On which I commented:
First reaction: Beautiful!
Second reaction: Woah, wait a second, how then is Pesach different than Yom Kippur? (not meant rhetorically)
I liked our answers to this question sufficiently to want them recorded here on my turf.
R’ Neil’s suggestion:
Teshuva is a return to the state of who we should be. I think geulah (redemption) is the actualization of the potential. It’s the difference… of wanting to serve Hashem and serving Hashem.
Which is powerful enough to warrant pausing here rather than rushing to my reply. I’ll wait.

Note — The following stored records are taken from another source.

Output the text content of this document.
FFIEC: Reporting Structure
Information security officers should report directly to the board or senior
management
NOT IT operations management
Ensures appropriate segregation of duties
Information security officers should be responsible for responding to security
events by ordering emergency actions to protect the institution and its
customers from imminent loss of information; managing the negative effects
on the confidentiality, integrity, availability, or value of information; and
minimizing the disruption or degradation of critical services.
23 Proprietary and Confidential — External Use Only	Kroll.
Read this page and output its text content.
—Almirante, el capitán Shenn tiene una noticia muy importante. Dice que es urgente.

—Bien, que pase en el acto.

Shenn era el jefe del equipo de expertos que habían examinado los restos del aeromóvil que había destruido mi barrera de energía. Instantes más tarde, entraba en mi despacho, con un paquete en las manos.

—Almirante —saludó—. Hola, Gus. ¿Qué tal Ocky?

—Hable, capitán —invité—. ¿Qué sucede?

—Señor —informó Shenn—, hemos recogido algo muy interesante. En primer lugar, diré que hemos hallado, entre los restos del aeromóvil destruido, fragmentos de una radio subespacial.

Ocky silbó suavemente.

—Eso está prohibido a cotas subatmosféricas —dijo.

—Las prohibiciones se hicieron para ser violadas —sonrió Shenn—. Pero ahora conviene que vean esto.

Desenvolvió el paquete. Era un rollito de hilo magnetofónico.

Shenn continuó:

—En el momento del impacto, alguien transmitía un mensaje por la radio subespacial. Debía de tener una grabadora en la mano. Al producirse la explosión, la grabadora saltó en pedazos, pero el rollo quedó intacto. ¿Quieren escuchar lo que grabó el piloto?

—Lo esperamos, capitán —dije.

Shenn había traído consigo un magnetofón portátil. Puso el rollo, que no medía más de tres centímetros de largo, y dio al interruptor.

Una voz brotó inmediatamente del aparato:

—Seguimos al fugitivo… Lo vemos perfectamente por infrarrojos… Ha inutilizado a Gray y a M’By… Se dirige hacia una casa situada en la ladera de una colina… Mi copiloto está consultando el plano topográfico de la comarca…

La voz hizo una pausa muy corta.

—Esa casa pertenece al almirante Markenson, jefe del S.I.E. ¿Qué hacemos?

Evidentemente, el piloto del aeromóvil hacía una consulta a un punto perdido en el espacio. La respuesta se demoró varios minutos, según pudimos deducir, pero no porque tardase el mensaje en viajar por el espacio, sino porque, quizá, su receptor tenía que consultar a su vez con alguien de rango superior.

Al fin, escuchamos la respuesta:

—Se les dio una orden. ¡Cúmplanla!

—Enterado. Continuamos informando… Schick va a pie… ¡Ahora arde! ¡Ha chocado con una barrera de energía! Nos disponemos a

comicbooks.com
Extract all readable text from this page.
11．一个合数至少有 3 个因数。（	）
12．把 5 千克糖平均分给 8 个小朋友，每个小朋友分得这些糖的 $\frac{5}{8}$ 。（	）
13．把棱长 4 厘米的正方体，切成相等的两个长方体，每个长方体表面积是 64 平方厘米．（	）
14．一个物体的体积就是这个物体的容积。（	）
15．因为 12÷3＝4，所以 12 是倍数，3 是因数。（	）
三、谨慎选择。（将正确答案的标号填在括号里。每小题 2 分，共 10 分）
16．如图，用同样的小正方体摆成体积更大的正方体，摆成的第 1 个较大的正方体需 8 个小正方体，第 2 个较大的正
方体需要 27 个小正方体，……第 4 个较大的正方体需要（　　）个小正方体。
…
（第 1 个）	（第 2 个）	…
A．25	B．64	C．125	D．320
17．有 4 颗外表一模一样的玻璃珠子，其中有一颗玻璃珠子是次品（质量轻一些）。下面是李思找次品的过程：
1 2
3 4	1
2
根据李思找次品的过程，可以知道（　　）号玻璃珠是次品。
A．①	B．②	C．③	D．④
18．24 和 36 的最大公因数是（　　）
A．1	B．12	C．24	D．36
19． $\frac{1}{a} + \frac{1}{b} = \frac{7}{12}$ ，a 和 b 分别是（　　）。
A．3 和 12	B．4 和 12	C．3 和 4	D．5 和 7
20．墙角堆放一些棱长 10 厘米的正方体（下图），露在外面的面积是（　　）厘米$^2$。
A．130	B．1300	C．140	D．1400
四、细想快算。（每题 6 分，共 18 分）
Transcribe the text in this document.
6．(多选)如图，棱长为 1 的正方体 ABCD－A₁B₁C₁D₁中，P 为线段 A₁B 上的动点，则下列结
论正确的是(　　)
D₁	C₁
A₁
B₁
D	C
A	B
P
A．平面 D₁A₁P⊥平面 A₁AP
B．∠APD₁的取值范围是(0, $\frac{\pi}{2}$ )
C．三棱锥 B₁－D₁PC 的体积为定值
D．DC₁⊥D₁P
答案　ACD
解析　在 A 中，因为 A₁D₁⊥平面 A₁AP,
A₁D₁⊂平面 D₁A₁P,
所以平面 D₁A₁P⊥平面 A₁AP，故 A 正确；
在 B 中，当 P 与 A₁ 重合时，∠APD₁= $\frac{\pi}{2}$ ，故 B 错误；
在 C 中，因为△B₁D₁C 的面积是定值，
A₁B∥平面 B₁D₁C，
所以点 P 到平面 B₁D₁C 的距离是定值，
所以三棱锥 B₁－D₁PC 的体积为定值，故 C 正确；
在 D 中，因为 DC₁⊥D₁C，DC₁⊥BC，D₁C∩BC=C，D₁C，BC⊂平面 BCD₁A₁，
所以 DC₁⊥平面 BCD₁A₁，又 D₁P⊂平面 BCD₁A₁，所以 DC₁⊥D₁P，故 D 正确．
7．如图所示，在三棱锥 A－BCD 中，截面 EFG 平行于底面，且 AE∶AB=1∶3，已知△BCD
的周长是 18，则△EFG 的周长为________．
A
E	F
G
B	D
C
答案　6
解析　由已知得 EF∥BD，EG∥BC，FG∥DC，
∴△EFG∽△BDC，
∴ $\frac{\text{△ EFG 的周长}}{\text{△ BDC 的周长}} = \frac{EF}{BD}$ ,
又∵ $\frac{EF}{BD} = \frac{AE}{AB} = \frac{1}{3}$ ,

Between the time I asked and the time I was able to revisit RNH’s blog, I played with the following:
Tishrei is (in the Zohar’s language) an is’arusa delesata (an awakening from below) — we awaken the qedushah, and Hashem responds. Nissan is an is’aru dele’eilah (from above) — Hashem offers us the qedushah, and it is for us to respond. This is why Tishrei is associated with Din (Divine Justice), as Hashem’s response is in measure to what we earned, whereas Nissan is unearned holiness, an expression of Rachamim (Divine Empathy).
Applying this idea…
Ge’ulah is being freed from those external challenges that are holding us back. Thus, Hashem can offer it to us without violating our free will. And so it happens in Nissan.
Teshuvah is freeing ourselves from our internal flaws. Something we must do for ourselves — a Tishrei awakening from below.
Welcome to the mutual admiration society. Now go get a nap before the seder!